What? Well, the United States Department of Justice in its infinite wisdom is getting ready to mandate “accessibility” of websites under the Americans with Disabilities Act (ADA). In advance of the issuance of formal regulations the word in legal circles is the Department is presently using ADA settlements to impose its views of accessibility on the businesses it sues as it did in a settlement agreement with edX Inc., a provider of online courses, in April 2015. The settlement resolved “allegations that edX’s website … w[as] not fully accessible to individuals with disabilities … in violation of Title III of the ADA.”

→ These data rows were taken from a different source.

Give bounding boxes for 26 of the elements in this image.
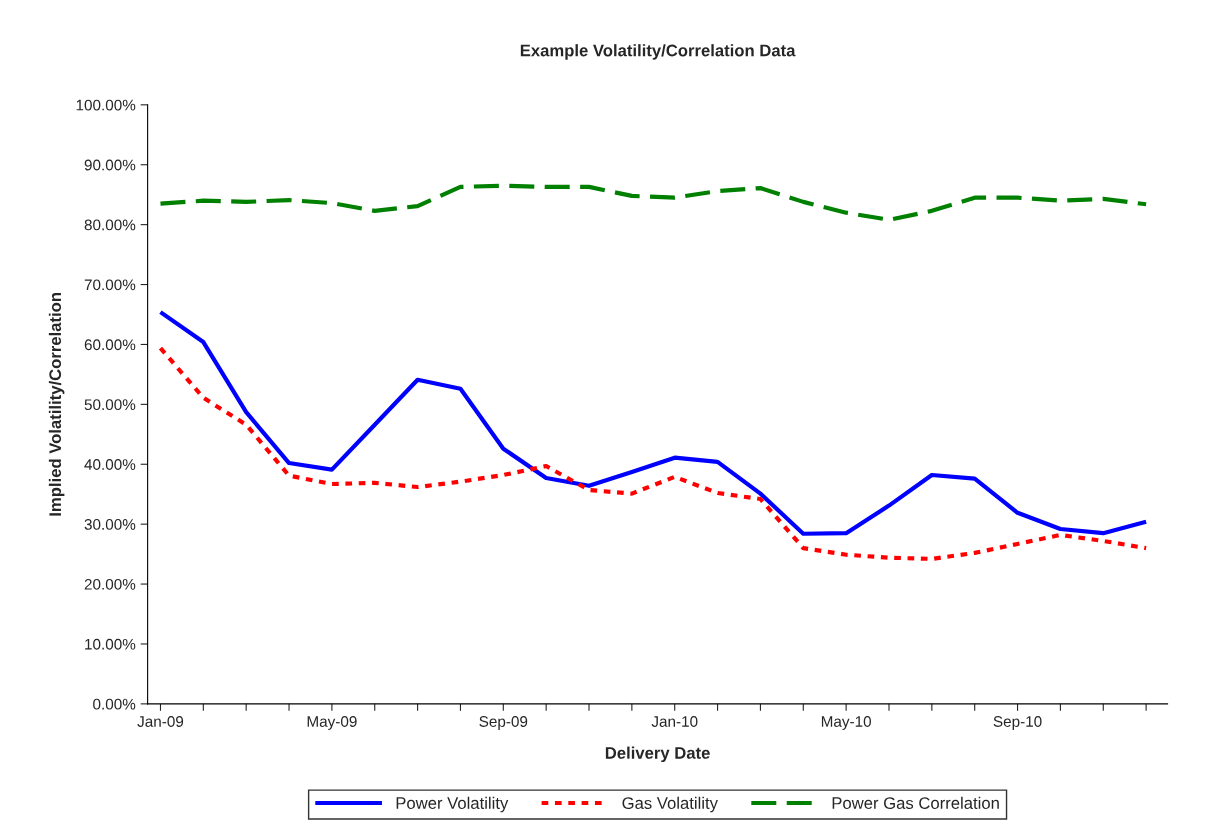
- y-tick-label: 90.00%: [84, 159, 136, 171]
- x-tick-label: May-09: [307, 716, 357, 730]
- line-series: [158, 310, 1149, 536]
- y-tick-label: 0.00%: [93, 698, 136, 710]
- legend-label: Gas Volatility: [622, 796, 718, 813]
- line-series: [158, 345, 1149, 561]
- x-tick-label: Jan-10: [651, 716, 698, 727]
- y-tick-label: 30.00%: [84, 519, 136, 530]
- legend-label: Power Volatility: [396, 796, 509, 813]
- y-tick-label: 100.00%: [76, 99, 136, 111]
- x-tick-label: Jan-09: [137, 716, 184, 727]
- y-tick-label: 80.00%: [84, 219, 136, 231]
- y-tick-label: 60.00%: [84, 339, 136, 351]
- chart-title: Example Volatility/Correlation Data: [520, 44, 796, 60]
- x-axis-title: Delivery Date: [605, 746, 710, 763]
- x-tick-label: Sep-09: [479, 716, 528, 730]
- y-tick-label: 40.00%: [84, 459, 136, 470]
- x-tick-label: May-10: [821, 716, 872, 730]
- y-tick-label: 20.00%: [84, 578, 136, 590]
- y-tick-label: 50.00%: [84, 399, 136, 411]
- y-tick-label: 70.00%: [84, 279, 136, 291]
- legend-label: Power Gas Correlation: [832, 796, 999, 809]
- x-tick-label: Sep-10: [993, 716, 1042, 730]
- line-series: [158, 183, 1149, 222]
- y-tick-label: 10.00%: [85, 638, 136, 650]
- y-axis-title: Implied Volatility/Correlation: [48, 293, 65, 516]
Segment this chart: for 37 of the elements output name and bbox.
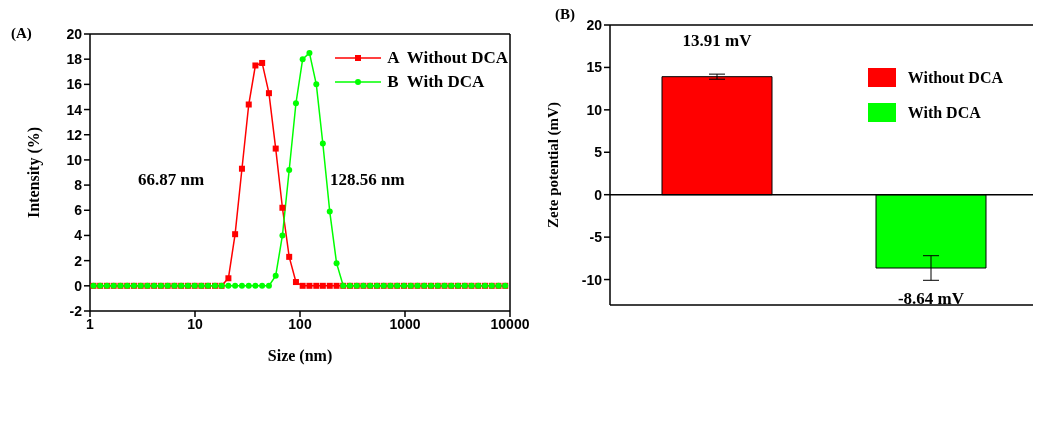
y-tick-label: 15	[586, 59, 603, 76]
y-axis-title: Zete potential (mV)	[545, 102, 563, 228]
y-tick-label: 16	[66, 76, 83, 93]
y-tick-label: 4	[74, 227, 83, 244]
y-tick-label: 10	[66, 151, 83, 168]
y-tick-label: -10	[581, 271, 603, 288]
y-tick-label: 20	[586, 16, 603, 33]
y-tick-label: 0	[74, 277, 83, 294]
y-tick-label: -5	[589, 229, 603, 246]
chart-title: (B)	[555, 6, 575, 23]
x-tick-label: 10	[187, 315, 203, 332]
y-tick-label: 5	[594, 144, 603, 161]
y-tick-label: 10	[586, 101, 603, 118]
data-label: -8.64 mV	[897, 288, 965, 308]
y-tick-label: 20	[66, 25, 83, 42]
legend-label: Without DCA	[907, 68, 1003, 87]
x-axis-title: Size (nm)	[267, 347, 333, 365]
x-tick-label: 10000	[490, 315, 530, 332]
y-tick-label: 8	[74, 177, 83, 194]
y-axis-title: Intensity (%)	[24, 126, 43, 219]
x-tick-label: 1000	[389, 315, 421, 332]
legend-label: A Without DCA	[387, 48, 508, 68]
y-tick-label: 18	[66, 51, 83, 68]
legend-label: B With DCA	[387, 72, 485, 92]
legend-label: With DCA	[907, 103, 981, 122]
y-tick-label: 12	[66, 126, 83, 143]
y-tick-label: 6	[74, 202, 83, 219]
chart-title: (A)	[11, 25, 32, 42]
y-tick-label: 14	[66, 101, 83, 118]
annotation: 128.56 nm	[330, 170, 405, 190]
annotation: 66.87 nm	[138, 170, 205, 190]
x-tick-label: 1	[86, 315, 95, 332]
data-label: 13.91 mV	[682, 30, 753, 50]
y-tick-label: 0	[594, 186, 603, 203]
y-tick-label: 2	[74, 252, 83, 269]
x-tick-label: 100	[288, 315, 312, 332]
y-tick-label: -2	[69, 302, 83, 319]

The proposed amendments to the ADA, expected to be issued by April 2016, “require public entities and public accommodations that provide products or services to the public through websites on the Internet to make their sites accessible to and usable by individuals with disabilities.” These changes would require websites to be accessible across a variety of ADA-covered disabilities, including blindness and low vision, deafness and hearing loss, learning disabilities, cognitive limitations, limited movement, speech disabilities and photosensitivity.
The present WCAG 2.0 [the Web Content Accessibility Guidelines] provide 206 options to make a website “accessible” including, but not limited to providing links to definitions, removing time limits for activities, providing spoken word versions of text, and ensuring keyboard control for all website functions. However, the choice of one of the 206 options may not result in compliance with the amendments. As one law commentator has observed: Just because you’ve arranged to “provide spoken word versions of text” to fend off a lawsuit on behalf of blind users doesn’t mean you can get out of a lawsuit
representing persons lacking fine hand motor control for not “ensuring keyboard control for all website functions” (i.e., disabling any mouse-only functions and patching any failures this generates in your current design). And even if you can do both those things along with fifty more, you may still be
exposed to a lawsuit if you haven’t gotten around to “removing time limits for activities.”
How can a business protect itself from a website ADA claim? It will not be easy. However, at a minimum, website owners and managers should consider taking the following actions:
- Review WCAG 2.0 with legal counsel and/or your IT person to understand what is potentially needed to make your websites accessible across a variety of ADA-covered disabilities;
- Discuss with legal counsel and your IT person how to mirror the terms set forth in recent DOJ ADA settlement agreements such as those in the edX Inc. agreement; and
- Consider hiring a third-party consultant to conduct a thorough website audit to determine what changes may be needed and to develop a plan for implementing necessary updates.
The information presented is not intended to be, and does not constitute, “legal advice.” Because each situation varies, and only brief summary information is provided here, you should not use this information as a basis for action unless you have independently verified with your own counsel that it applies to your particular situation.